Easily scalable with multiple queue workers. Jobs can be rate limited. Failures can be retried.

Scraping Paginated APIs with Queues

Inspired by Using Generators for Pagination, this is a look at how you could handle consuming paginated records from an API using Laravel’s queues.

(new GetInvoicesRequest($httpClient))->dispatch();

Why Queues?

How?

There are two ways you could go with this. Both of them would have a job that looks something like this:

class GetInvoicesJob implements ShouldQueue
{
    use Queueable;
    use Batchable;
    use Dispatchable;

    public function __construct(
        public int $page = 1
    ) {
    }

    public function handle(GetInvoicesRequest $request)
    {
        $response = $request->page($this->page)->send();

        // do something with $response
        // like update the database
    }
}

The handle method could resolve the request from the service container. Then build and send the request.
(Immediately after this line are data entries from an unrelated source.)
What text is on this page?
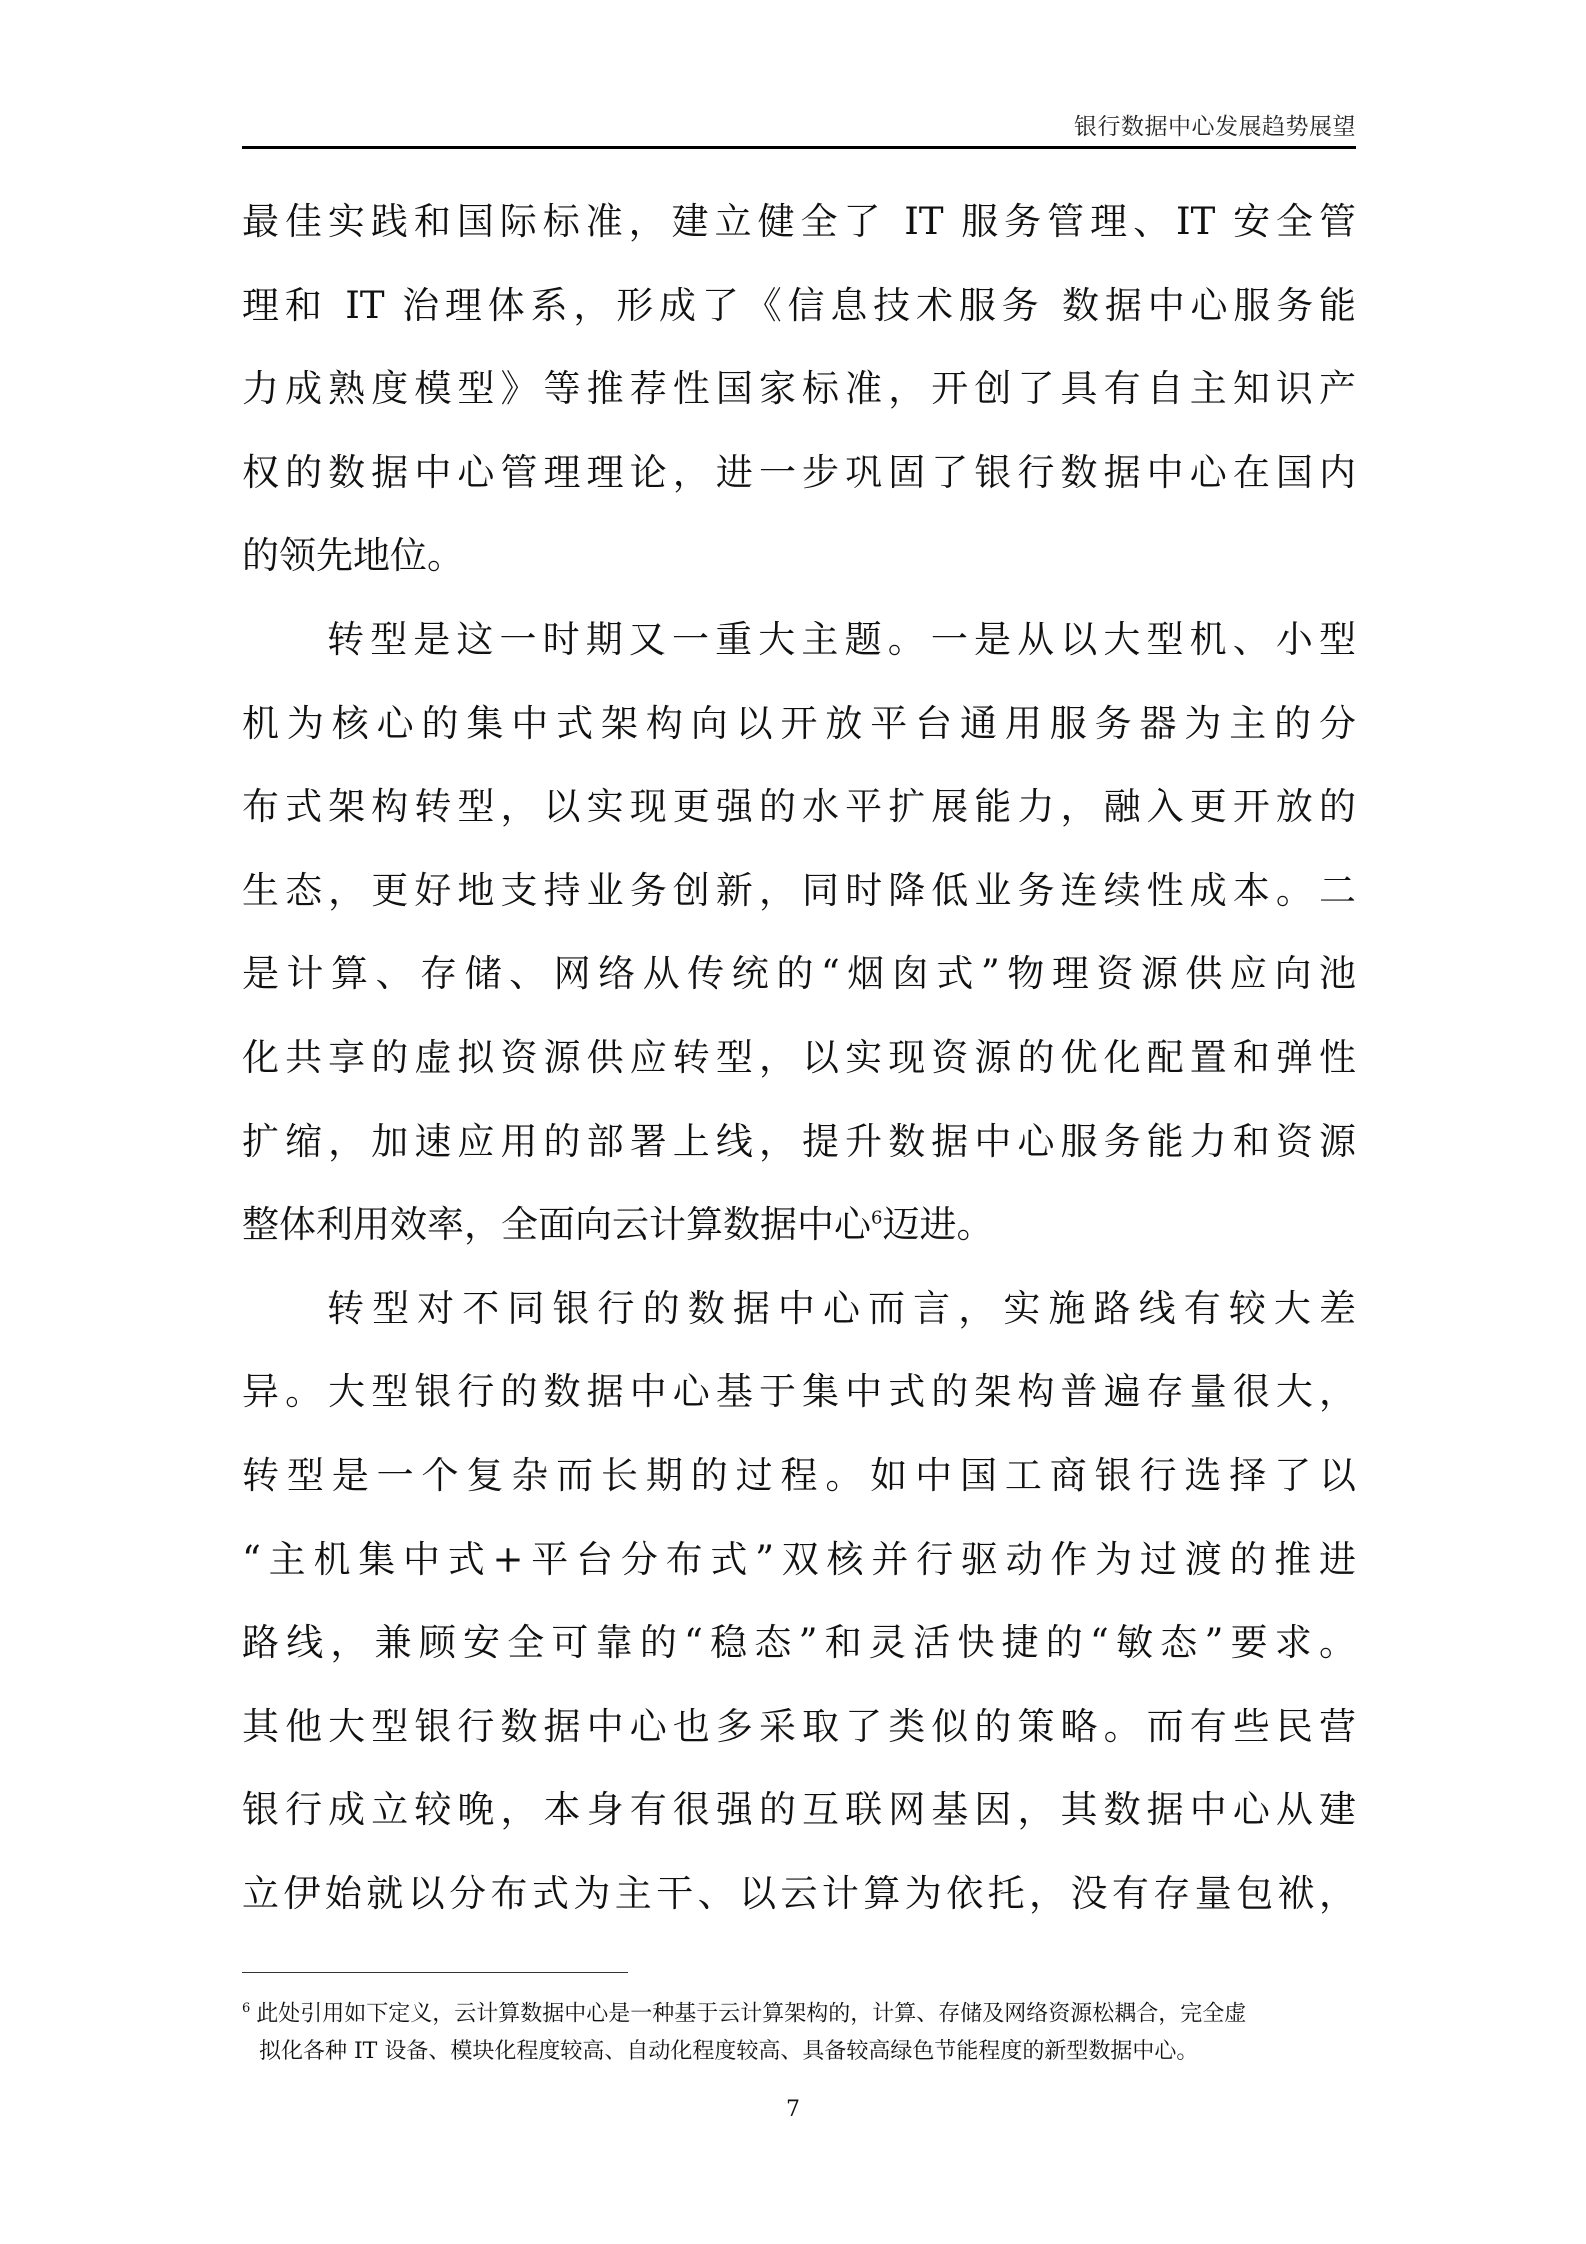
银行数据中心发展趋势展望
最佳实践和国际标准，建立健全了 IT 服务管理、IT 安全管
理和 IT 治理体系，形成了《信息技术服务 数据中心服务能
力成熟度模型》等推荐性国家标准，开创了具有自主知识产
权的数据中心管理理论，进一步巩固了银行数据中心在国内
的领先地位。
转型是这一时期又一重大主题。一是从以大型机、小型
机为核心的集中式架构向以开放平台通用服务器为主的分
布式架构转型，以实现更强的水平扩展能力，融入更开放的
生态，更好地支持业务创新，同时降低业务连续性成本。二
是计算、存储、网络从传统的“烟囱式”物理资源供应向池
化共享的虚拟资源供应转型，以实现资源的优化配置和弹性
扩缩，加速应用的部署上线，提升数据中心服务能力和资源
整体利用效率，全面向云计算数据中心$^6$迈进。
转型对不同银行的数据中心而言，实施路线有较大差
异。大型银行的数据中心基于集中式的架构普遍存量很大，
转型是一个复杂而长期的过程。如中国工商银行选择了以
“主机集中式+平台分布式”双核并行驱动作为过渡的推进
路线，兼顾安全可靠的“稳态”和灵活快捷的“敏态”要求。
其他大型银行数据中心也多采取了类似的策略。而有些民营
银行成立较晚，本身有很强的互联网基因，其数据中心从建
立伊始就以分布式为主干、以云计算为依托，没有存量包袱，
$^6$ 此处引用如下定义，云计算数据中心是一种基于云计算架构的，计算、存储及网络资源松耦合，完全虚
拟化各种 IT 设备、模块化程度较高、自动化程度较高、具备较高绿色节能程度的新型数据中心。
7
Then do some important thing with the response.

Batch All Jobs Up Front

If you know how many total records there are, you could create all the jobs up front.

class GetInvoicesRequest
{
    public function dispatch(): Batch
    {
        return Bus::batch([
            new GetInvoicesJob(page: 1),
            new GetInvoicesJob(page: 2),
            new GetInvoicesJob(page: 3),
            // and so on...
        ])->then(function (Batch $batch) {
             // completed successfully...
        })->catch(function (Batch $batch, Throwable $e) {
             // failure detected...
        })->finally(function (Batch $batch) {
             // finished executing...
        })
          ->name(self::class)
          ->dispatch();
    }
}

Each Job Dispatches the Next

If the total count is unknown, or if you don’t want to have the overhead of getting the count, you could make each job check if there is another page and then dispatch a job for it.

class GetInvoicesRequest
{
    public function dispatch(): PendingDispatch
    {
        return GetInvoicesJob::dispatch(page: 1);
    }
}

Then inside the job handler you’d have something like this:

class GetInvoicesJob implements ShouldQueue
{
    use Queueable;
    use Batchable;
    use Dispatchable;

    public function __construct(
        public int $page = 1
    ) {
    }

    public function handle(GetInvoicesRequest $request)
    {
        $response = $request->page($this->page)->send();

        // do something with $response
        // like update the database

        if ($response->hasMorePages()) {
            static::dispatch(page: $this->page + 1);
        }
    }
}

Conclusion

I tend to like the batching method better because jobs finish faster and you can interrogate the batch to determine progress. But I’ve used both of these methods on real projects with success.

So, what do you think? Have you used queues for something like this?